Arquivo mensal: agosto 2012

Su Friedrich: Os Laços que Unem (EUA, 1985), Afunde ou Nade (EUA, 1990), Regras da Estrada (EUA, 1993)

Neste sábado, dia 25 de agosto, o Cineclube Dissenso exibe dois médias e um curta-metragem da diretora americana Su Friedrich, numa parceria com o Fórum LGBT de Pernambuco, em ocasião do Dia da Visibilidade Lésbica.

Localizada dentro do que se convencionou chamar Cinema Lésbico Independente Americano, Friedrich, junto com nomes como Barbara Hammer, Jan Oxenberg e Sadie Benning, investigou, ao longo dos anos 70, 80 e 90, novas formas de representação, em busca de uma alternativa aos modelos patriarcais que interditavam a possibilidade de identificação e agência aos personagens femininos, tornando-os meramente objetos do desejo voyeurístico para o olhar dos personagens/espectadores masculinos, conforme descrito por Laura Mulvey.

Os três filmes de Friedrich que exibimos filiam-se à corrente de documentários de auto-ficção. São relatos memorialistas, pessoais, onde a narração confessional é o fio condutor das tramas. O primeiro, “Os Laços que Unem”, dá voz às memórias da mãe da diretora, alemã que viveu toda a ascensão nazista que culminou na Segunda Guerra Mundial, antes de fugir para os EUA. É na tensão entre a consciência da luta que, de alguma forma, empreendeu contra o regime e a culpa por fazer parte da nação que gerou-o que o filme equilibra-se.

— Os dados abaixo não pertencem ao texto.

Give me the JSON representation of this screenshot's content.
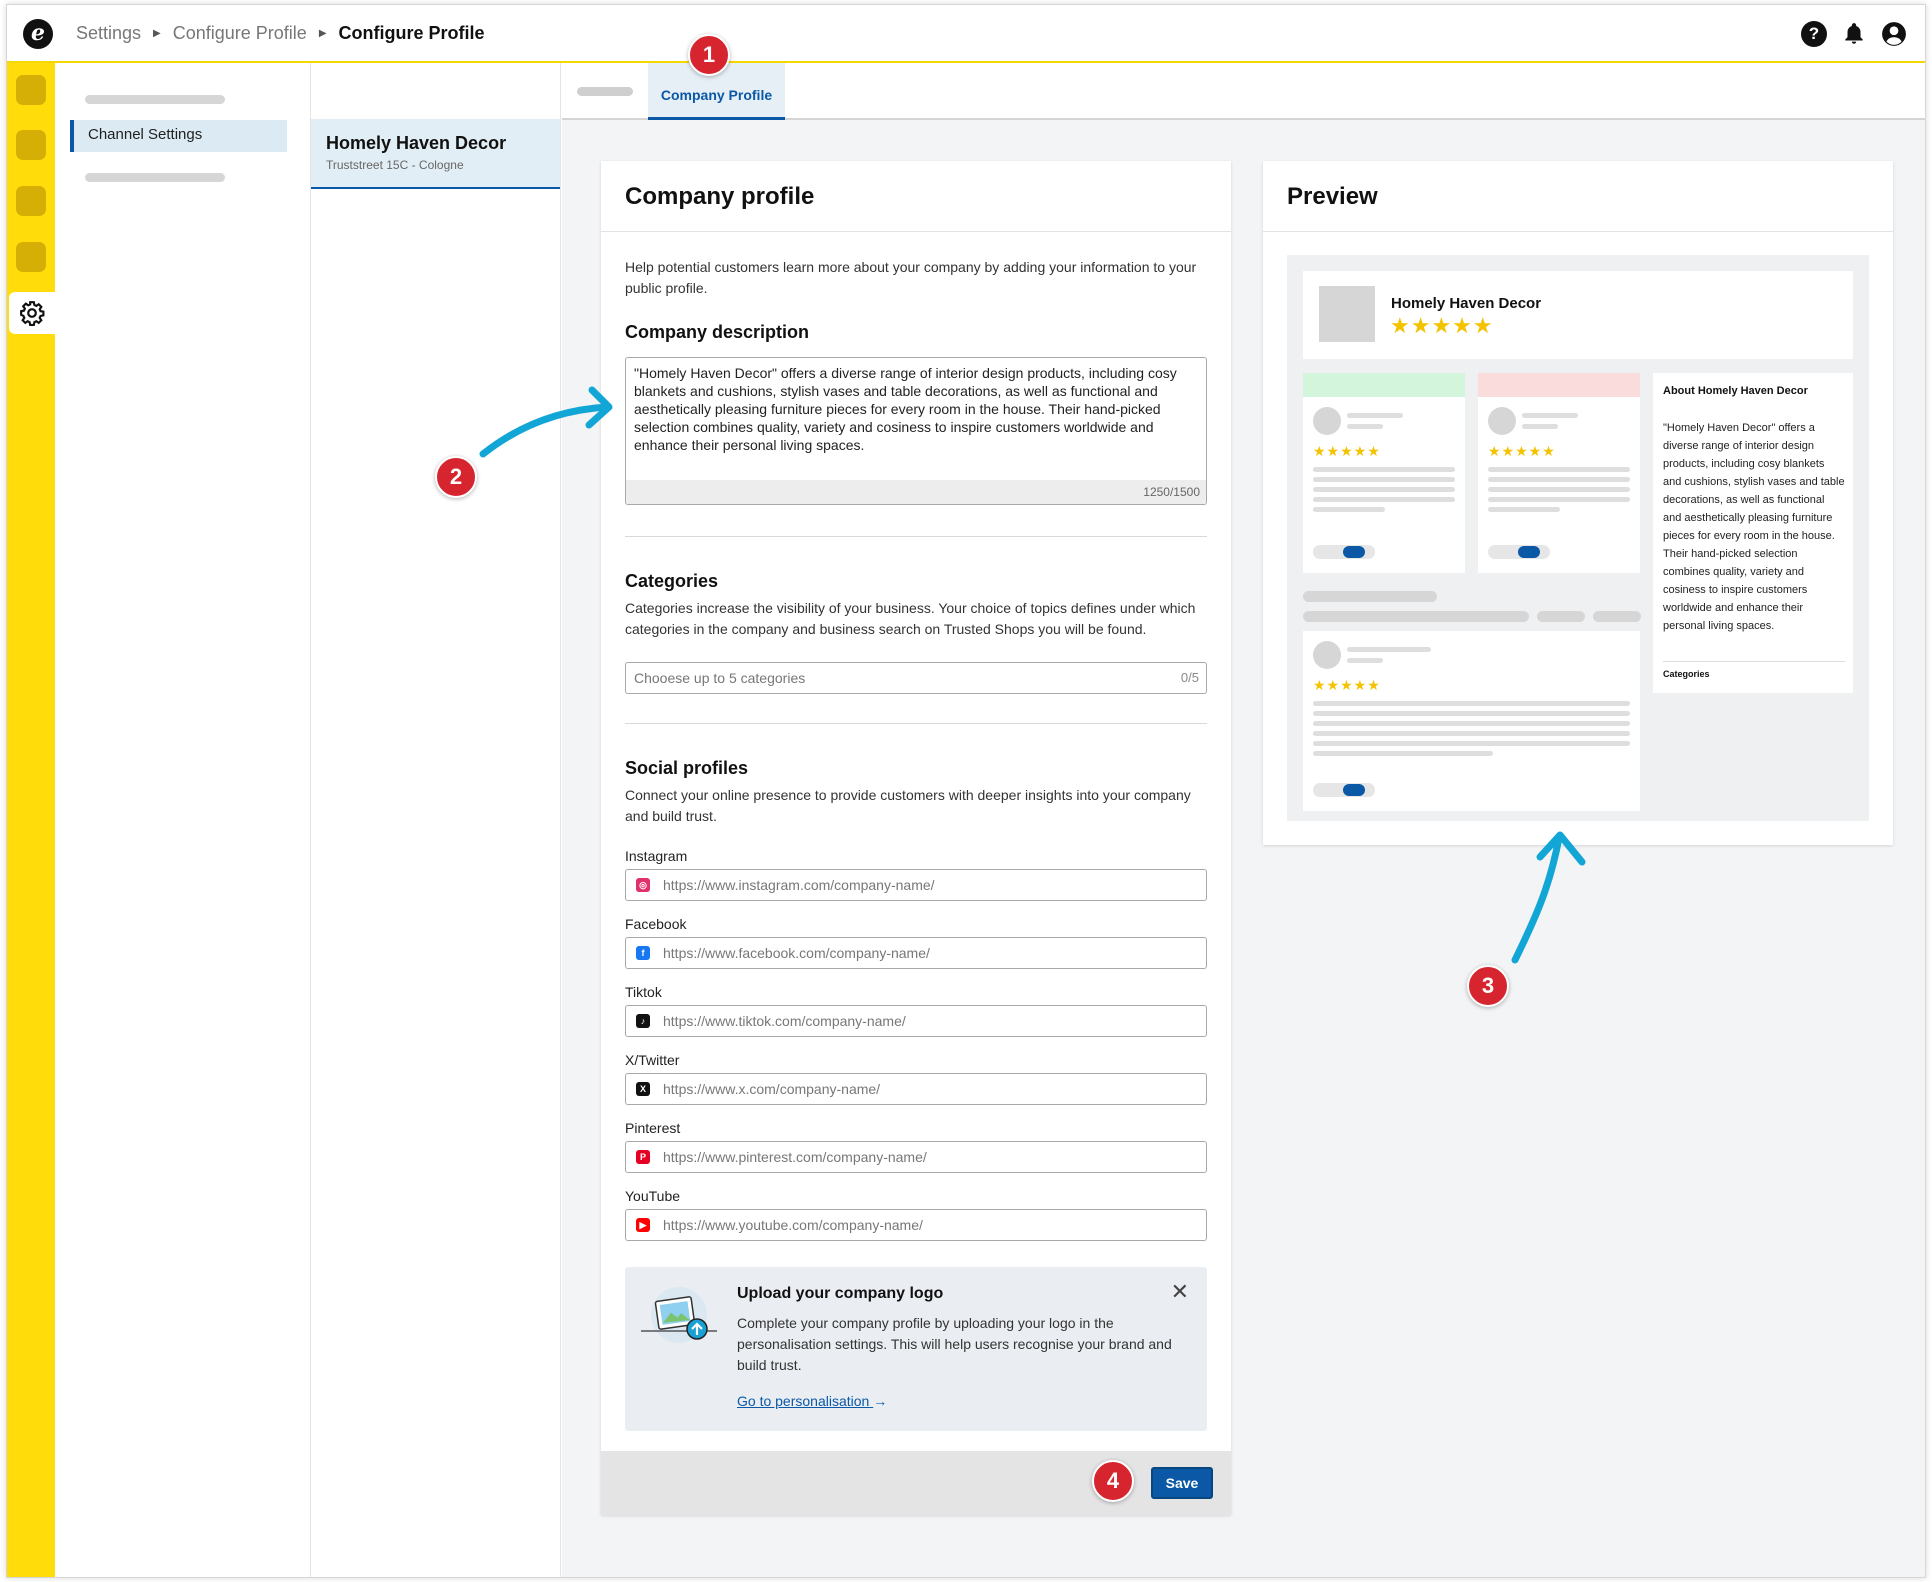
{
  "topbar": {
    "logo_letter": "e",
    "breadcrumbs": [
      "Settings",
      "Configure Profile",
      "Configure Profile"
    ],
    "icons": [
      "help-icon",
      "bell-icon",
      "account-icon"
    ]
  },
  "nav": {
    "channel_settings": "Channel Settings"
  },
  "shop": {
    "name": "Homely Haven Decor",
    "address": "Truststreet 15C - Cologne"
  },
  "tabs": {
    "active": "Company Profile"
  },
  "company_profile": {
    "title": "Company profile",
    "intro": "Help potential customers learn more about your company by adding your information to your public profile.",
    "description_heading": "Company description",
    "description_value": "\"Homely Haven Decor\" offers a diverse range of interior design products, including cosy blankets and cushions, stylish vases and table decorations, as well as functional and aesthetically pleasing furniture pieces for every room in the house. Their hand-picked selection combines quality, variety and cosiness to inspire customers worldwide and enhance their personal living spaces.",
    "description_count": "1250/1500",
    "categories_heading": "Categories",
    "categories_text": "Categories increase the visibility of your business. Your choice of topics defines under which categories in the company and business search on Trusted Shops you will be found.",
    "categories_placeholder": "Chooese up to 5 categories",
    "categories_count": "0/5",
    "social_heading": "Social profiles",
    "social_text": "Connect your online presence to provide customers with deeper insights into your company and build trust.",
    "social": [
      {
        "label": "Instagram",
        "placeholder": "https://www.instagram.com/company-name/",
        "icon": "instagram-icon",
        "color": "#e1306c"
      },
      {
        "label": "Facebook",
        "placeholder": "https://www.facebook.com/company-name/",
        "icon": "facebook-icon",
        "color": "#1877f2"
      },
      {
        "label": "Tiktok",
        "placeholder": "https://www.tiktok.com/company-name/",
        "icon": "tiktok-icon",
        "color": "#111111"
      },
      {
        "label": "X/Twitter",
        "placeholder": "https://www.x.com/company-name/",
        "icon": "x-icon",
        "color": "#111111"
      },
      {
        "label": "Pinterest",
        "placeholder": "https://www.pinterest.com/company-name/",
        "icon": "pinterest-icon",
        "color": "#e60023"
      },
      {
        "label": "YouTube",
        "placeholder": "https://www.youtube.com/company-name/",
        "icon": "youtube-icon",
        "color": "#ff0000"
      }
    ],
    "upload": {
      "title": "Upload your company logo",
      "text": "Complete your company profile by uploading your logo in the personalisation settings. This will help users recognise your brand and build trust.",
      "link": "Go to personalisation"
    },
    "save_label": "Save"
  },
  "preview": {
    "title": "Preview",
    "shop_name": "Homely Haven Decor",
    "stars": "★★★★★",
    "about_title": "About Homely Haven Decor",
    "about_text": "\"Homely Haven Decor\" offers a diverse range of interior design products, including cosy blankets and cushions, stylish vases and table decorations, as well as functional and aesthetically pleasing furniture pieces for every room in the house. Their hand-picked selection combines quality, variety and cosiness to inspire customers worldwide and enhance their personal living spaces.",
    "categories_label": "Categories"
  },
  "annotations": [
    "1",
    "2",
    "3",
    "4"
  ],
  "colors": {
    "accent": "#0a58a6",
    "rail": "#ffdc0a",
    "badge": "#d7252f",
    "arrow": "#12a6d6",
    "star": "#f3c300"
  }
}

O segundo, “Afunde ou Nade”, centra-se na relação conflituosa entre a diretora e seu pai. Utiliza-se de um relato que mistura lembranças, mitos e fantasias de sua infância e adolescência para dar corpo aos sentimentos contraditórios e mapear as marcas e cicatrizes que o vínculo entre eles foi deixando ao longo do tempo.

Por fim, “Regras da Estrada” foca seu relato no automóvel que entra na vida da diretora e de sua parceira em determinado momento. Mudando rotinas e propondo a revisão de conceitos e valores, o automóvel-narrador, símbolo de um modo de vida burguês, irá catalisar e refletir as várias fases do relacionamento delas, materializando as memórias e experiências “da mesma forma que os assentos de tecido marrom impregnaram-se com o cheiro de fumaça de todos os cigarros que fumamos.”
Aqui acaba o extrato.